How to Score a New Home in a Seller's Market

Who knew that the residential real estate market would gain yardage during a raging pandemic? Home sales are up, and according to different industry surveys, home ownership is the goal line for lots of individuals and families. And it’s not the typical leaving the ridiculously expensive Oakland-San Francisco housing market for the no-sales-tax and bustling job market of Las Vegas/Henderson, new home of Raider Nation. (And knowing Raider fans like I do, proximity to Allegiant Stadium just might have been thee motivator.)

Being stuck at home all day, every day — working there, schooling the kiddos there, exercising there, eating there, relaxing there, keeping the marriage glued together amid dozens of half-finished home improvement projects there — gave many people the opportunity to figure out that maybe their living sitch wasn’t cutting it. And there’s no time like a viral epidemic time to prioritize.

Who is Winning? Buyers or Sellers?

Today’s COVID-19 market is what would be termed “a seller’s market,” meaning that there are a heckuva lot more buyers than sellers, who typically get the home filed advantage in these transactions. So, home buyers need to huddle up and strategize a very strong offense. Time to review the game plan. It could be a grudge match out there.  

According to Fortune magazine, “New home sales jumped 43% in August compared with a year ago. In many markets, the sales were driven by demand for suburban properties by millennial and first-time buyers as work-from-home policies became the standard across many industries.”

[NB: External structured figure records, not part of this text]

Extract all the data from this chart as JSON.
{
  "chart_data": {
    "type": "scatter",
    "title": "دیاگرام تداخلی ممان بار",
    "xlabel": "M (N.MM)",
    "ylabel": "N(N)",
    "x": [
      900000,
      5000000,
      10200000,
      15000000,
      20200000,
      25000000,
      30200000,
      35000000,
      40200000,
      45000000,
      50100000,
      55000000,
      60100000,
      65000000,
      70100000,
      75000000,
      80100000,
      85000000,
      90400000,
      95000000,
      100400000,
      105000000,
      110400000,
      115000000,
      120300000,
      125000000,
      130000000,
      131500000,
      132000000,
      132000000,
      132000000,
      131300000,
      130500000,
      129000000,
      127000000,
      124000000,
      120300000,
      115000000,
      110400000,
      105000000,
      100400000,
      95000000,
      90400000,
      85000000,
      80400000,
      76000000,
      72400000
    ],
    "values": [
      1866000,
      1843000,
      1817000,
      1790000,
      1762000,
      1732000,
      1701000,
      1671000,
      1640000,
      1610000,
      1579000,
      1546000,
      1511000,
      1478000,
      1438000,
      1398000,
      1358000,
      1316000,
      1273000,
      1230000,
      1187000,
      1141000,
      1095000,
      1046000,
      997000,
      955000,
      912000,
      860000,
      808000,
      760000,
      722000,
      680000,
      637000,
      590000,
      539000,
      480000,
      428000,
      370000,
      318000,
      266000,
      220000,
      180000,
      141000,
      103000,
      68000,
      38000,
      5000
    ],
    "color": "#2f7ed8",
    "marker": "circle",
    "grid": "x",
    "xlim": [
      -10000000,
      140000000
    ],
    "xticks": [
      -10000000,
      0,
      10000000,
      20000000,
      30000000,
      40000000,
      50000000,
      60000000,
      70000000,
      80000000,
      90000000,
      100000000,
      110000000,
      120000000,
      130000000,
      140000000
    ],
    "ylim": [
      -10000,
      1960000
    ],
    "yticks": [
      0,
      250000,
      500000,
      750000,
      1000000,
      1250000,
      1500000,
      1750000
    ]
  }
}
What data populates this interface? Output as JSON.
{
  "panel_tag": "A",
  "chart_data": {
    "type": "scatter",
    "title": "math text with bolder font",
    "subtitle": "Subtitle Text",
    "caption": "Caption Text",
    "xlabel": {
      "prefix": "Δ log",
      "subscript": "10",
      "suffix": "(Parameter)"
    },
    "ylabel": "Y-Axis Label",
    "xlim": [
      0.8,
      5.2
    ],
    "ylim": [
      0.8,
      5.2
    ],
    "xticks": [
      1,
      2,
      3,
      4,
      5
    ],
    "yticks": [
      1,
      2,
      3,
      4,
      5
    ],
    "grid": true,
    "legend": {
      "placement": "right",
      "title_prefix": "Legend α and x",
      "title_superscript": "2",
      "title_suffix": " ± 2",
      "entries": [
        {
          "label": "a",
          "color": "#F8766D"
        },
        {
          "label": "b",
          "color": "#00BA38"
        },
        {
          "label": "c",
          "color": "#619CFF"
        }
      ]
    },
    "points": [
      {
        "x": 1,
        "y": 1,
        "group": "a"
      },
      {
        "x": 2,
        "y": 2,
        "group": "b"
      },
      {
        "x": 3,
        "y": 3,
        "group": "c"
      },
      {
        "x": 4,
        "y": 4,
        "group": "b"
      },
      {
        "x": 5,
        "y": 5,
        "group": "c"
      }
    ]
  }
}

Even with mortgage rates remaining low and millennials ready to purchase their first homes, the robust market won’t last. (Does it ever?). Because, you know what, mortgage lenders have tightened their purse strings. Compounding that is a scarce inventory driving up prices.

How to Beat the Odds

Home buyers can expect mortgage lenders to be a lot stingier and demanding with loan applications. And that’s for all loans, not only the conventional ones. Want the lowest interest rate available? Then make sure of the following:

·      Ditch the debt. Pay down the credit card balances and don’t apply for new credit (other than the mortgage). Best to have your debt-to-income ratio less than 30%, meaning that 30% or less of your monthly income goes to debt payments. In 2020, the average debt-to-income ratio hovered at 35%.

·      20% or higher down payment. The 20% minimum isn’t a legal-FDIC-type-of-requirement. But look at your loan application like an online dating profile — which are you going to swipe past? The one with under 20%, at 20%, or more than 20%?

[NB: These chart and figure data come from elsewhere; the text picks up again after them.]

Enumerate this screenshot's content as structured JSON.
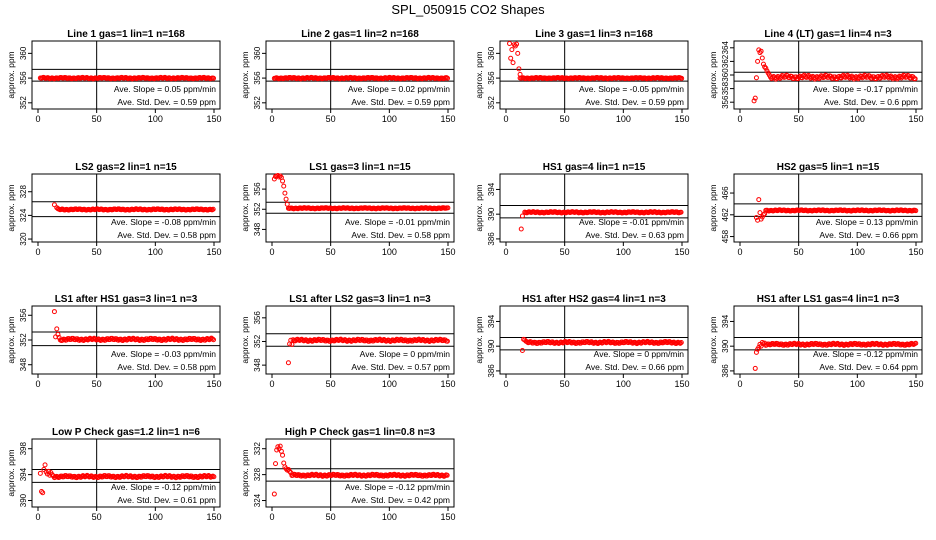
{
  "title": "SPL_050915  CO2 Shapes",
  "chart_data": [
    {
      "type": "scatter",
      "title": "Line 1 gas=1 lin=1 n=168",
      "ylabel": "approx. ppm",
      "xlim": [
        0,
        150
      ],
      "ylim": [
        351,
        362
      ],
      "yticks": [
        352,
        356,
        360
      ],
      "xticks": [
        0,
        50,
        100,
        150
      ],
      "hlines": [
        355.5,
        357.4
      ],
      "vline": 50,
      "series": [
        {
          "name": "Line 1",
          "x_start": 2,
          "x_end": 150,
          "baseline": 356.0,
          "noise": 0.12,
          "initial": []
        }
      ],
      "slope_text": "Ave. Slope =  0.05  ppm/min",
      "std_text": "Ave. Std. Dev. =  0.59  ppm"
    },
    {
      "type": "scatter",
      "title": "Line 2 gas=1 lin=2 n=168",
      "ylabel": "approx. ppm",
      "xlim": [
        0,
        150
      ],
      "ylim": [
        351,
        362
      ],
      "yticks": [
        352,
        356,
        360
      ],
      "xticks": [
        0,
        50,
        100,
        150
      ],
      "hlines": [
        355.5,
        357.4
      ],
      "vline": 50,
      "series": [
        {
          "name": "Line 2",
          "x_start": 2,
          "x_end": 150,
          "baseline": 356.0,
          "noise": 0.12,
          "initial": []
        }
      ],
      "slope_text": "Ave. Slope =  0.02  ppm/min",
      "std_text": "Ave. Std. Dev. =  0.59  ppm"
    },
    {
      "type": "scatter",
      "title": "Line 3 gas=1 lin=3 n=168",
      "ylabel": "approx. ppm",
      "xlim": [
        0,
        150
      ],
      "ylim": [
        351,
        362
      ],
      "yticks": [
        352,
        356,
        360
      ],
      "xticks": [
        0,
        50,
        100,
        150
      ],
      "hlines": [
        355.5,
        357.4
      ],
      "vline": 50,
      "series": [
        {
          "name": "Line 3",
          "x_start": 12,
          "x_end": 150,
          "baseline": 356.0,
          "noise": 0.1,
          "initial": [
            [
              3,
              361.6
            ],
            [
              4,
              359.2
            ],
            [
              5,
              360.6
            ],
            [
              6,
              358.5
            ],
            [
              7,
              361.4
            ],
            [
              8,
              361.2
            ],
            [
              9,
              361.5
            ],
            [
              10,
              360.0
            ],
            [
              11,
              357.5
            ],
            [
              12,
              356.6
            ]
          ]
        }
      ],
      "slope_text": "Ave. Slope =  -0.05  ppm/min",
      "std_text": "Ave. Std. Dev. =  0.59  ppm"
    },
    {
      "type": "scatter",
      "title": "Line 4 (LT) gas=1 lin=4 n=3",
      "ylabel": "approx. ppm",
      "xlim": [
        0,
        150
      ],
      "ylim": [
        355,
        365
      ],
      "yticks": [
        356,
        358,
        360,
        362,
        364
      ],
      "xticks": [
        0,
        50,
        100,
        150
      ],
      "hlines": [
        359.1,
        360.4
      ],
      "vline": 50,
      "series": [
        {
          "name": "Line 4",
          "x_start": 26,
          "x_end": 150,
          "baseline": 359.7,
          "noise": 0.3,
          "initial": [
            [
              12,
              356.2
            ],
            [
              13,
              356.6
            ],
            [
              14,
              359.6
            ],
            [
              15,
              362.0
            ],
            [
              16,
              363.7
            ],
            [
              17,
              363.3
            ],
            [
              18,
              363.5
            ],
            [
              19,
              362.5
            ],
            [
              20,
              361.6
            ],
            [
              21,
              361.2
            ],
            [
              22,
              361.0
            ],
            [
              23,
              360.6
            ],
            [
              24,
              360.3
            ],
            [
              25,
              360.0
            ]
          ]
        }
      ],
      "slope_text": "Ave. Slope =  -0.17  ppm/min",
      "std_text": "Ave. Std. Dev. =  0.6  ppm"
    },
    {
      "type": "scatter",
      "title": "LS2 gas=2 lin=1 n=15",
      "ylabel": "approx. ppm",
      "xlim": [
        0,
        150
      ],
      "ylim": [
        319.5,
        331
      ],
      "yticks": [
        320,
        324,
        328
      ],
      "xticks": [
        0,
        50,
        100,
        150
      ],
      "hlines": [
        323.8,
        326.3
      ],
      "vline": 50,
      "series": [
        {
          "name": "LS2",
          "x_start": 17,
          "x_end": 150,
          "baseline": 325.0,
          "noise": 0.12,
          "initial": [
            [
              14,
              325.8
            ],
            [
              16,
              325.3
            ]
          ]
        }
      ],
      "slope_text": "Ave. Slope =  -0.08  ppm/min",
      "std_text": "Ave. Std. Dev. =  0.58  ppm"
    },
    {
      "type": "scatter",
      "title": "LS1 gas=3 lin=1 n=15",
      "ylabel": "approx. ppm",
      "xlim": [
        0,
        150
      ],
      "ylim": [
        345.5,
        359
      ],
      "yticks": [
        348,
        352,
        356
      ],
      "xticks": [
        0,
        50,
        100,
        150
      ],
      "hlines": [
        351.2,
        353.4
      ],
      "vline": 50,
      "series": [
        {
          "name": "LS1",
          "x_start": 14,
          "x_end": 150,
          "baseline": 352.2,
          "noise": 0.12,
          "initial": [
            [
              2,
              358.0
            ],
            [
              3,
              358.5
            ],
            [
              4,
              358.6
            ],
            [
              5,
              358.7
            ],
            [
              6,
              358.4
            ],
            [
              7,
              358.6
            ],
            [
              8,
              358.3
            ],
            [
              9,
              357.6
            ],
            [
              10,
              356.6
            ],
            [
              11,
              355.2
            ],
            [
              12,
              354.0
            ],
            [
              13,
              353.0
            ]
          ]
        }
      ],
      "slope_text": "Ave. Slope =  -0.01  ppm/min",
      "std_text": "Ave. Std. Dev. =  0.58  ppm"
    },
    {
      "type": "scatter",
      "title": "HS1 gas=4 lin=1 n=15",
      "ylabel": "approx. ppm",
      "xlim": [
        0,
        150
      ],
      "ylim": [
        385.5,
        396.5
      ],
      "yticks": [
        386,
        390,
        394
      ],
      "xticks": [
        0,
        50,
        100,
        150
      ],
      "hlines": [
        389.4,
        391.4
      ],
      "vline": 50,
      "series": [
        {
          "name": "HS1",
          "x_start": 16,
          "x_end": 150,
          "baseline": 390.3,
          "noise": 0.12,
          "initial": [
            [
              13,
              387.6
            ],
            [
              14,
              389.7
            ]
          ]
        }
      ],
      "slope_text": "Ave. Slope =  -0.01  ppm/min",
      "std_text": "Ave. Std. Dev. =  0.63  ppm"
    },
    {
      "type": "scatter",
      "title": "HS2 gas=5 lin=1 n=15",
      "ylabel": "approx. ppm",
      "xlim": [
        0,
        150
      ],
      "ylim": [
        457,
        469.5
      ],
      "yticks": [
        458,
        462,
        466
      ],
      "xticks": [
        0,
        50,
        100,
        150
      ],
      "hlines": [
        461.7,
        464.0
      ],
      "vline": 50,
      "series": [
        {
          "name": "HS2",
          "x_start": 22,
          "x_end": 150,
          "baseline": 462.8,
          "noise": 0.12,
          "initial": [
            [
              14,
              461.5
            ],
            [
              15,
              461.0
            ],
            [
              16,
              464.8
            ],
            [
              17,
              462.4
            ],
            [
              18,
              461.2
            ],
            [
              19,
              461.6
            ],
            [
              20,
              462.0
            ],
            [
              21,
              462.2
            ]
          ]
        }
      ],
      "slope_text": "Ave. Slope =  0.13  ppm/min",
      "std_text": "Ave. Std. Dev. =  0.66  ppm"
    },
    {
      "type": "scatter",
      "title": "LS1 after HS1 gas=3 lin=1 n=3",
      "ylabel": "approx. ppm",
      "xlim": [
        0,
        150
      ],
      "ylim": [
        346.5,
        357.5
      ],
      "yticks": [
        348,
        352,
        356
      ],
      "xticks": [
        0,
        50,
        100,
        150
      ],
      "hlines": [
        351.1,
        353.3
      ],
      "vline": 50,
      "series": [
        {
          "name": "LS1 after HS1",
          "x_start": 20,
          "x_end": 150,
          "baseline": 352.1,
          "noise": 0.2,
          "initial": [
            [
              14,
              356.6
            ],
            [
              15,
              352.5
            ],
            [
              16,
              353.8
            ],
            [
              17,
              352.9
            ],
            [
              18,
              352.4
            ],
            [
              19,
              352.0
            ]
          ]
        }
      ],
      "slope_text": "Ave. Slope =  -0.03  ppm/min",
      "std_text": "Ave. Std. Dev. =  0.58  ppm"
    },
    {
      "type": "scatter",
      "title": "LS1 after LS2 gas=3 lin=1 n=3",
      "ylabel": "approx. ppm",
      "xlim": [
        0,
        150
      ],
      "ylim": [
        346.5,
        358
      ],
      "yticks": [
        348,
        352,
        356
      ],
      "xticks": [
        0,
        50,
        100,
        150
      ],
      "hlines": [
        351.2,
        353.3
      ],
      "vline": 50,
      "series": [
        {
          "name": "LS1 after LS2",
          "x_start": 19,
          "x_end": 150,
          "baseline": 352.2,
          "noise": 0.2,
          "initial": [
            [
              14,
              348.4
            ],
            [
              15,
              351.6
            ],
            [
              16,
              352.2
            ],
            [
              17,
              351.5
            ],
            [
              18,
              352.3
            ]
          ]
        }
      ],
      "slope_text": "Ave. Slope =  0  ppm/min",
      "std_text": "Ave. Std. Dev. =  0.57  ppm"
    },
    {
      "type": "scatter",
      "title": "HS1 after HS2 gas=4 lin=1 n=3",
      "ylabel": "approx. ppm",
      "xlim": [
        0,
        150
      ],
      "ylim": [
        385.5,
        396.5
      ],
      "yticks": [
        386,
        390,
        394
      ],
      "xticks": [
        0,
        50,
        100,
        150
      ],
      "hlines": [
        389.4,
        391.4
      ],
      "vline": 50,
      "series": [
        {
          "name": "HS1 after HS2",
          "x_start": 18,
          "x_end": 150,
          "baseline": 390.6,
          "noise": 0.18,
          "initial": [
            [
              14,
              389.3
            ],
            [
              15,
              391.1
            ],
            [
              16,
              391.0
            ],
            [
              17,
              390.8
            ]
          ]
        }
      ],
      "slope_text": "Ave. Slope =  0  ppm/min",
      "std_text": "Ave. Std. Dev. =  0.66  ppm"
    },
    {
      "type": "scatter",
      "title": "HS1 after LS1 gas=4 lin=1 n=3",
      "ylabel": "approx. ppm",
      "xlim": [
        0,
        150
      ],
      "ylim": [
        385.5,
        396.5
      ],
      "yticks": [
        386,
        390,
        394
      ],
      "xticks": [
        0,
        50,
        100,
        150
      ],
      "hlines": [
        389.4,
        391.4
      ],
      "vline": 50,
      "series": [
        {
          "name": "HS1 after LS1",
          "x_start": 22,
          "x_end": 150,
          "baseline": 390.3,
          "noise": 0.18,
          "initial": [
            [
              13,
              386.4
            ],
            [
              14,
              389.0
            ],
            [
              15,
              389.5
            ],
            [
              16,
              389.8
            ],
            [
              17,
              390.3
            ],
            [
              18,
              390.0
            ],
            [
              19,
              390.6
            ],
            [
              20,
              390.4
            ],
            [
              21,
              390.5
            ]
          ]
        }
      ],
      "slope_text": "Ave. Slope =  -0.12  ppm/min",
      "std_text": "Ave. Std. Dev. =  0.64  ppm"
    },
    {
      "type": "scatter",
      "title": "Low P Check gas=1.2 lin=1 n=6",
      "ylabel": "approx. ppm",
      "xlim": [
        0,
        150
      ],
      "ylim": [
        389,
        399.5
      ],
      "yticks": [
        390,
        394,
        398
      ],
      "xticks": [
        0,
        50,
        100,
        150
      ],
      "hlines": [
        392.8,
        394.8
      ],
      "vline": 50,
      "series": [
        {
          "name": "Low P Check",
          "x_start": 14,
          "x_end": 150,
          "baseline": 393.7,
          "noise": 0.18,
          "initial": [
            [
              2,
              394.2
            ],
            [
              3,
              391.4
            ],
            [
              4,
              391.2
            ],
            [
              5,
              394.8
            ],
            [
              6,
              395.5
            ],
            [
              7,
              394.4
            ],
            [
              8,
              394.1
            ],
            [
              9,
              394.5
            ],
            [
              10,
              393.9
            ],
            [
              11,
              394.3
            ],
            [
              12,
              394.0
            ],
            [
              13,
              393.8
            ]
          ]
        }
      ],
      "slope_text": "Ave. Slope =  -0.12  ppm/min",
      "std_text": "Ave. Std. Dev. =  0.61  ppm"
    },
    {
      "type": "scatter",
      "title": "High P Check gas=1 lin=0.8 n=3",
      "ylabel": "approx. ppm",
      "xlim": [
        0,
        150
      ],
      "ylim": [
        323,
        333.5
      ],
      "yticks": [
        324,
        328,
        332
      ],
      "xticks": [
        0,
        50,
        100,
        150
      ],
      "hlines": [
        327.0,
        328.9
      ],
      "vline": 50,
      "series": [
        {
          "name": "High P Check",
          "x_start": 17,
          "x_end": 150,
          "baseline": 327.9,
          "noise": 0.17,
          "initial": [
            [
              2,
              325.0
            ],
            [
              3,
              329.7
            ],
            [
              4,
              331.8
            ],
            [
              5,
              332.3
            ],
            [
              6,
              332.0
            ],
            [
              7,
              332.4
            ],
            [
              8,
              331.6
            ],
            [
              9,
              331.0
            ],
            [
              10,
              329.8
            ],
            [
              11,
              329.2
            ],
            [
              12,
              328.9
            ],
            [
              13,
              328.7
            ],
            [
              14,
              328.8
            ],
            [
              15,
              328.5
            ],
            [
              16,
              328.3
            ]
          ]
        }
      ],
      "slope_text": "Ave. Slope =  -0.12  ppm/min",
      "std_text": "Ave. Std. Dev. =  0.42  ppm"
    }
  ]
}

·      750 minimum credit score. Higher is better. Need to raise the score? Then keep on keeping on with timely payments, paying down the debt, and not applying for new credit. But you knew all that stuff, didn’t you?

Marching Down the Field

Time to turn off HGTV and get realistic about your new home wish list. Remember, inventory is scarce, and if you’re like most of us, I’m guessing your budget is too. You’ll gain more yardage by narrowing your wish list of must-haves. Rethink the open floor plans, she-sheds, man caves, entertainer’s kitchen, and panoramic views. Focus on your main reason for moving. (If being closer to Allegiant Stadium is your primary motivator, go ahead and keep the open floor plans, she-sheds, etc. Nevada is a unique market.) Also, perhaps now you are able to work remotely, thanks to COVID. That opens the location possibilities, ergo inventory of homes, as length of commute is less of a consideration.

Crossing the Goal Line

You got your financing and found the right home. How do you score with the right offer? The most sure-fire way to beat the competition is to offer more than the listing price and not play hardball with asking for repairs or concessions. I would advise against a Hail Mary Pass type of offer such as a Buyer Love Letter, which depends on emotionally appealing to the seller with heartstring pulls.

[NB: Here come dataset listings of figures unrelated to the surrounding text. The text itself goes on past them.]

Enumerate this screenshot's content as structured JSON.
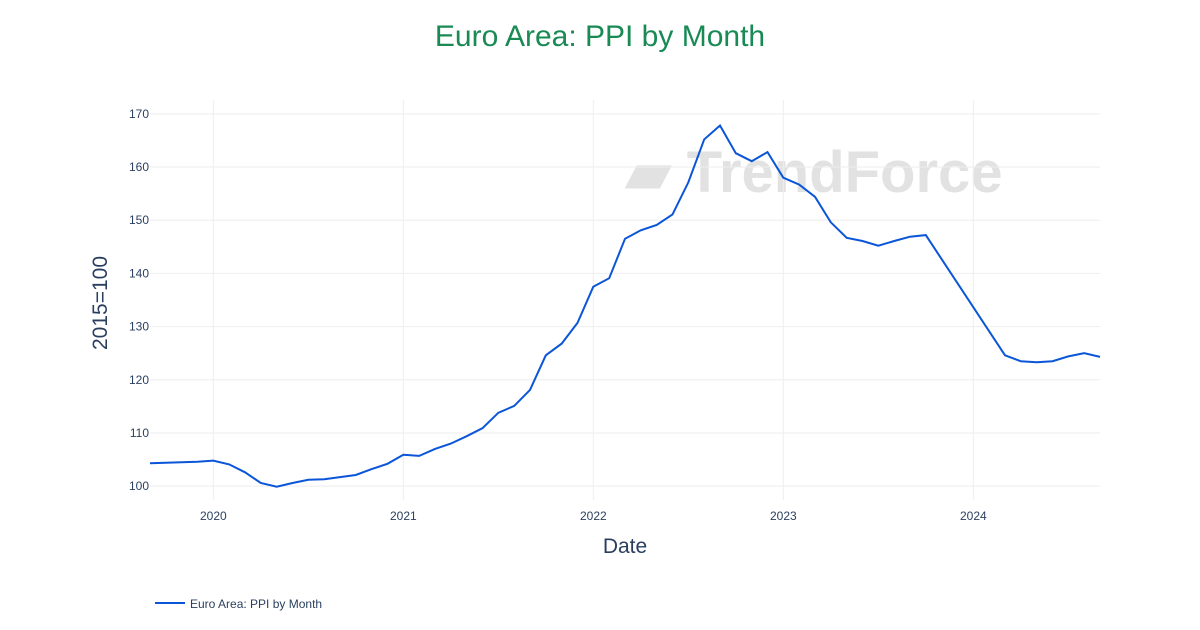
{
  "chart_data": {
    "type": "line",
    "title": "Euro Area: PPI by Month",
    "xlabel": "Date",
    "ylabel": "2015=100",
    "xlim": [
      "2019-09",
      "2024-09"
    ],
    "ylim": [
      97.4,
      172.6
    ],
    "grid": true,
    "legend_placement": "bottom-left",
    "x_ticks": [
      "2020",
      "2021",
      "2022",
      "2023",
      "2024"
    ],
    "y_ticks": [
      100,
      110,
      120,
      130,
      140,
      150,
      160,
      170
    ],
    "watermark": "TrendForce",
    "series": [
      {
        "name": "Euro Area: PPI by Month",
        "color": "#0a55d8",
        "x": [
          "2019-09",
          "2019-12",
          "2020-01",
          "2020-02",
          "2020-03",
          "2020-04",
          "2020-05",
          "2020-06",
          "2020-07",
          "2020-08",
          "2020-09",
          "2020-10",
          "2020-11",
          "2020-12",
          "2021-01",
          "2021-02",
          "2021-03",
          "2021-04",
          "2021-05",
          "2021-06",
          "2021-07",
          "2021-08",
          "2021-09",
          "2021-10",
          "2021-11",
          "2021-12",
          "2022-01",
          "2022-02",
          "2022-03",
          "2022-04",
          "2022-05",
          "2022-06",
          "2022-07",
          "2022-08",
          "2022-09",
          "2022-10",
          "2022-11",
          "2022-12",
          "2023-01",
          "2023-02",
          "2023-03",
          "2023-04",
          "2023-05",
          "2023-06",
          "2023-07",
          "2023-08",
          "2023-09",
          "2023-10",
          "2024-03",
          "2024-04",
          "2024-05",
          "2024-06",
          "2024-07",
          "2024-08",
          "2024-09"
        ],
        "y": [
          104.3,
          104.6,
          104.8,
          104.1,
          102.6,
          100.6,
          99.9,
          100.6,
          101.2,
          101.3,
          101.7,
          102.1,
          103.2,
          104.2,
          105.9,
          105.7,
          107.0,
          108.0,
          109.4,
          110.9,
          113.8,
          115.1,
          118.1,
          124.6,
          126.8,
          130.7,
          137.5,
          139.1,
          146.5,
          148.1,
          149.1,
          151.1,
          157.1,
          165.2,
          167.8,
          162.6,
          161.1,
          162.8,
          158.0,
          156.7,
          154.4,
          149.6,
          146.7,
          146.1,
          145.2,
          146.1,
          146.9,
          147.2,
          124.6,
          123.5,
          123.3,
          123.5,
          124.4,
          125.0,
          124.3
        ]
      }
    ]
  }
}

Making it simple for the seller is key to the offer. That means an attractive price, proof of financing in the form of a pre-approval letter, not asking for contingencies, and going along with closing dates and escrow lengths. Remember, in a seller’s market, there are many buyers in line waiting to make an offer.

Who knew that the residential real estate market would gain yardage during a raging pandemic? No one, that’s who. And no one can predict what the future will bring, though clues and indicators will let us guess. What we do know is that in today’s market home sales are up, interest rates are low, and inventory is scarce.